Hello Morganh, I have a dataset and annotations in kitti format which i used for yolov4 training with tao toolkit version4 now I am trying to convert that dataset to support dino which is coco fromat i used dino convert command from here DINO - NVIDIA Docs but getting the error as below.

root@afe6d276fa8d:/opt/nvidia/tools# dino convert -e /opt/nvidia/tools/tao-with-meta/Training/spec.yaml
INFO: generated new fontManager
INFO: Generating grammar tables from /usr/lib/python3.8/lib2to3/Grammar.txt
INFO: Generating grammar tables from /usr/lib/python3.8/lib2to3/PatternGrammar.txt
/usr/local/lib/python3.8/dist-packages/mmcv/init.py:20: UserWarning: On January 1, 2023, MMCV will release v2.0.0, in which it will remove components related to the training process and add a data transformation module. In addition, it will rename the package names mmcv to mmcv-lite and mmcv-full to mmcv. See https://github.com/open-mmlab/mmcv/blob/master/docs/en/compatibility.md for more details.
warnings.warn(
:219: RuntimeWarning: scipy._lib.messagestream.MessageStream size changed, may indicate binary incompatibility. Expected 56 from C header, got 64 from PyObject
sys:1: UserWarning:
‘spec.yaml’ is validated against ConfigStore schema with the same name.
This behavior is deprecated in Hydra 1.1 and will be removed in Hydra 1.2.
See https://hydra.cc/docs/next/upgrades/1.0_to_1.1/automatic_schema_matching for migration instructions.
:107: UserWarning:
‘spec.yaml’ is validated against ConfigStore schema with the same name.
This behavior is deprecated in Hydra 1.1 and will be removed in Hydra 1.2.
See https://hydra.cc/docs/next/upgrades/1.0_to_1.1/automatic_schema_matching for migration instructions.
Error merging ‘spec.yaml’ with schema
Key ‘output_dir’ not in ‘DINODatasetConvertConfig’
full_key: output_dir
object_type=DINODatasetConvertConfig

Set the environment variable HYDRA_FULL_ERROR=1 for a complete stack trace.
Execution status: FAIL

Can you share the spec.yaml?

Please change to results_dir and retry.

Refer to
https://github.com/NVIDIA/tao_pytorch_backend/blob/main/nvidia_tao_pytorch/cv/dino/config/default_config.py#L28

I have converted the dataset to suitable format but getting many issues related CUDA could you please tell me what could be the problem i am attaching the error log file.
Dino_training_error (38.1 KB)

Hi morganh any updates ?

Please set correct backbone since you are using fan_hybrid_tiny_nvimagenetv2.pth.tar.
Please change backbone to fan_tiny

Suggest you to download notebook and run it as getting started. TAO Toolkit Quick Start Guide - NVIDIA Docs
More info can be found in https://github.com/NVIDIA/tao_tutorials/blob/main/notebooks/tao_launcher_starter_kit/dino/specs/train.yaml

train.yaml (1.3 KB)
Sorry I updated “fan_tiny” already also same problem, and I downloaded the notebook also trained there and notebook is getting stuck during the command “dino train” here is training spec.
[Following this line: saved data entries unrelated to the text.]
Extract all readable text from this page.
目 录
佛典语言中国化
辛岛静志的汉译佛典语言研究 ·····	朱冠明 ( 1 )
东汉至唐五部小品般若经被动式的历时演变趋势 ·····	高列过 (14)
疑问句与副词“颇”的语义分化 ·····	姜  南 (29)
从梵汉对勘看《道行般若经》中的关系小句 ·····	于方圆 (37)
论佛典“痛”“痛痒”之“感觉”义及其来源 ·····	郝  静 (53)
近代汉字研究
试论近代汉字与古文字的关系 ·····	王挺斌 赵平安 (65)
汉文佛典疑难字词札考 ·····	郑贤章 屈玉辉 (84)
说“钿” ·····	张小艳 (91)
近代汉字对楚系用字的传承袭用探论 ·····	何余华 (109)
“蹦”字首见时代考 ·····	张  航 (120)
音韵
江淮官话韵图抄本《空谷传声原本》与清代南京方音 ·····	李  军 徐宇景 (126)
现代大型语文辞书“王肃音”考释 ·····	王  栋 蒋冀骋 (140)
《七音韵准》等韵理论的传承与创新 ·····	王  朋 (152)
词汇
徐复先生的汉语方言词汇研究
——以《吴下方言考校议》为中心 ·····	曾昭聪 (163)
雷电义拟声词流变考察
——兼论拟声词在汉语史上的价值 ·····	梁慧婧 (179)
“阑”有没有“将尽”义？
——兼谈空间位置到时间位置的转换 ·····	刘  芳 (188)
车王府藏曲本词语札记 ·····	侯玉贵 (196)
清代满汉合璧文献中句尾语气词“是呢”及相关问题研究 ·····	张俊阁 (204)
Please share the full log as well. Thanks.

Hi Morganh, I haved attached the full log of training from notebook please kindly check.
nbtrain_error (51.3 KB)

The error log is similar to DINO training gives error about insufficient shared memory (shm) - #9 by paul.doucet

Could you share the annotation file?

Hi Morganh, I also solved that issue by starting category ID from 0

Hi,
Please hold on. Below is the correct way.

If users train for n classes, then please set num_classes to n+1.

Also still make sure the categories starting from 1.